Access credentials
Valid from Datafari 5.0
When one wants to crawl a web site that implements security, two cases can occur : either the pages to crawl are protected by page access credentials (typically .htaccess files), or by session-based access credentials.
To know which type of security is implemented, here is a tip : pages protected by page access credentials have a return code of 40x (ex 401) when one tries to access them without being authenticated and usually also have a direct prompt to enter credentials, whereas pages protected by a session-based access credentials usually have a return code of 30x (ex 301 or 302) and usually redirect to the login page of the web site.
Once you have identified the type of security you will have to deal with, you will have to correctly configure the web repository connector in the MCF administration UI.
Create or edit a web repository connector and go to the access credentials tab :
You will notice that this tab contains two sections, the Page access credentials section, and the Session-based access credentials section. According to the type of security you will use, refer to the correct section configuration
Page access credentials
This is the easiest section to configure. It consists in the creation of a list of URL regular expressions associated to their credentials.
For example, let assume that I want to crawl the website http://www.mypersonalwebsite.com This website has a section protected by page access credentials and the URL of this section is http://www.mypersonalwebsite.com/protected It means that every page under that section can only be accessed using a Basic authentication.
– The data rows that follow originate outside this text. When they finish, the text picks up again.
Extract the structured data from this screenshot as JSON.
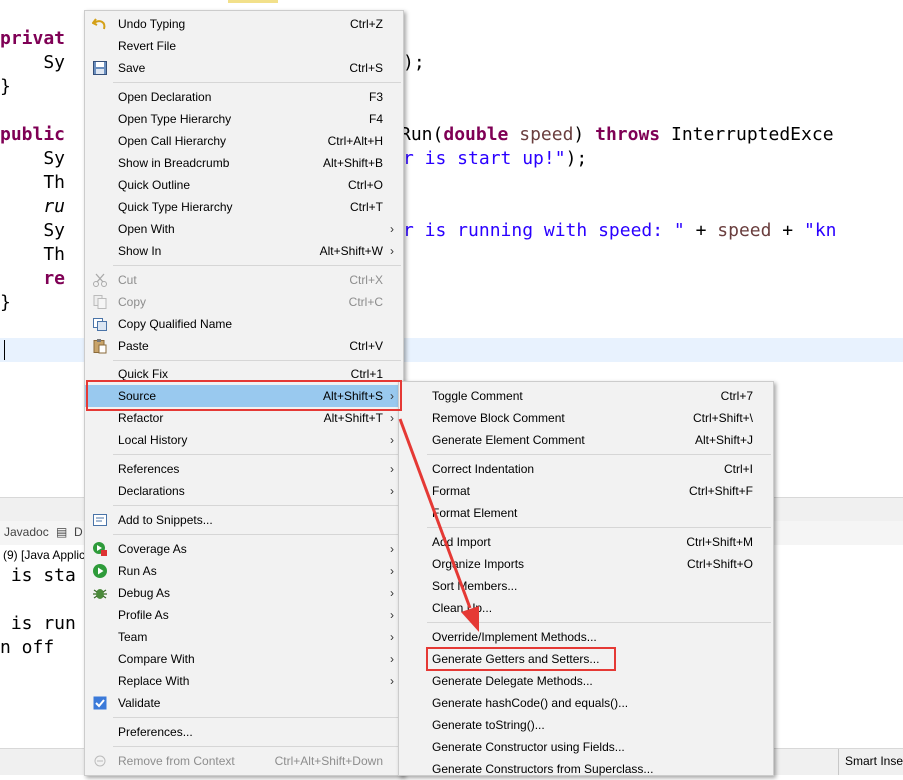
{
  "editor": {
    "lines": {
      "l1_kw": "privat",
      "l2_a": "    Sy",
      "l2_b": ");",
      "l3": "}",
      "l5_kw": "public",
      "l5_method": "Run(",
      "l5_double": "double",
      "l5_param": " speed",
      "l5_paren": ") ",
      "l5_throws": "throws",
      "l5_exc": " InterruptedExce",
      "l6_a": "    Sy",
      "l6_str": "r is start up!\"",
      "l6_end": ");",
      "l7": "    Th",
      "l8": "    ru",
      "l9_a": "    Sy",
      "l9_str": "r is running with speed: \"",
      "l9_plus": " + ",
      "l9_speed": "speed",
      "l9_plus2": " + ",
      "l9_kn": "\"kn",
      "l10": "    Th",
      "l11_kw": "    re",
      "l12": "}"
    }
  },
  "views": {
    "tabs": [
      "Javadoc",
      "D"
    ],
    "console_header": "(9) [Java Applic",
    "console_lines": [
      " is sta",
      " is run",
      "n off"
    ]
  },
  "status": {
    "insert_mode": "Smart Inser"
  },
  "context_menu": {
    "items": [
      {
        "label": "Undo Typing",
        "accel": "Ctrl+Z",
        "icon": "undo-icon"
      },
      {
        "label": "Revert File",
        "accel": ""
      },
      {
        "label": "Save",
        "accel": "Ctrl+S",
        "icon": "save-icon"
      },
      {
        "label": "Open Declaration",
        "accel": "F3"
      },
      {
        "label": "Open Type Hierarchy",
        "accel": "F4"
      },
      {
        "label": "Open Call Hierarchy",
        "accel": "Ctrl+Alt+H"
      },
      {
        "label": "Show in Breadcrumb",
        "accel": "Alt+Shift+B"
      },
      {
        "label": "Quick Outline",
        "accel": "Ctrl+O"
      },
      {
        "label": "Quick Type Hierarchy",
        "accel": "Ctrl+T"
      },
      {
        "label": "Open With",
        "accel": ""
      },
      {
        "label": "Show In",
        "accel": "Alt+Shift+W"
      },
      {
        "label": "Cut",
        "accel": "Ctrl+X",
        "icon": "scissors-icon"
      },
      {
        "label": "Copy",
        "accel": "Ctrl+C",
        "icon": "copy-icon"
      },
      {
        "label": "Copy Qualified Name",
        "accel": "",
        "icon": "copy-qualified-icon"
      },
      {
        "label": "Paste",
        "accel": "Ctrl+V",
        "icon": "paste-icon"
      },
      {
        "label": "Quick Fix",
        "accel": "Ctrl+1"
      },
      {
        "label": "Source",
        "accel": "Alt+Shift+S"
      },
      {
        "label": "Refactor",
        "accel": "Alt+Shift+T"
      },
      {
        "label": "Local History",
        "accel": ""
      },
      {
        "label": "References",
        "accel": ""
      },
      {
        "label": "Declarations",
        "accel": ""
      },
      {
        "label": "Add to Snippets...",
        "accel": "",
        "icon": "snippet-icon"
      },
      {
        "label": "Coverage As",
        "accel": "",
        "icon": "coverage-icon"
      },
      {
        "label": "Run As",
        "accel": "",
        "icon": "run-icon"
      },
      {
        "label": "Debug As",
        "accel": "",
        "icon": "debug-icon"
      },
      {
        "label": "Profile As",
        "accel": ""
      },
      {
        "label": "Team",
        "accel": ""
      },
      {
        "label": "Compare With",
        "accel": ""
      },
      {
        "label": "Replace With",
        "accel": ""
      },
      {
        "label": "Validate",
        "accel": "",
        "icon": "checkbox-icon"
      },
      {
        "label": "Preferences...",
        "accel": ""
      },
      {
        "label": "Remove from Context",
        "accel": "Ctrl+Alt+Shift+Down"
      }
    ]
  },
  "source_submenu": {
    "items": [
      {
        "label": "Toggle Comment",
        "accel": "Ctrl+7"
      },
      {
        "label": "Remove Block Comment",
        "accel": "Ctrl+Shift+\\"
      },
      {
        "label": "Generate Element Comment",
        "accel": "Alt+Shift+J"
      },
      {
        "label": "Correct Indentation",
        "accel": "Ctrl+I"
      },
      {
        "label": "Format",
        "accel": "Ctrl+Shift+F"
      },
      {
        "label": "Format Element",
        "accel": ""
      },
      {
        "label": "Add Import",
        "accel": "Ctrl+Shift+M"
      },
      {
        "label": "Organize Imports",
        "accel": "Ctrl+Shift+O"
      },
      {
        "label": "Sort Members...",
        "accel": ""
      },
      {
        "label": "Clean Up...",
        "accel": ""
      },
      {
        "label": "Override/Implement Methods...",
        "accel": ""
      },
      {
        "label": "Generate Getters and Setters...",
        "accel": ""
      },
      {
        "label": "Generate Delegate Methods...",
        "accel": ""
      },
      {
        "label": "Generate hashCode() and equals()...",
        "accel": ""
      },
      {
        "label": "Generate toString()...",
        "accel": ""
      },
      {
        "label": "Generate Constructor using Fields...",
        "accel": ""
      },
      {
        "label": "Generate Constructors from Superclass...",
        "accel": ""
      }
    ]
  },
  "colors": {
    "highlight_annotation": "#e53935",
    "menu_selection": "#99c9ef",
    "keyword": "#7f0055",
    "string": "#2a00ff"
  }
}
Here is the configuration I will set in the connector :As you can see, the URL regular expression does not contains the full URL of the website neither a .* pattern at the beginning nor at the end of the regular expression. The reason is that during the crawl, every encountered page that contains this regex will match and thus the specified credentials will be used. So, for example, if the crawl encounter the page http://www.mypersonalwebsite.com/protected/personal-data.php, as the URL contains mypersonalwebsite.com/protected, the connector will use the specified credentials to retrieve the page.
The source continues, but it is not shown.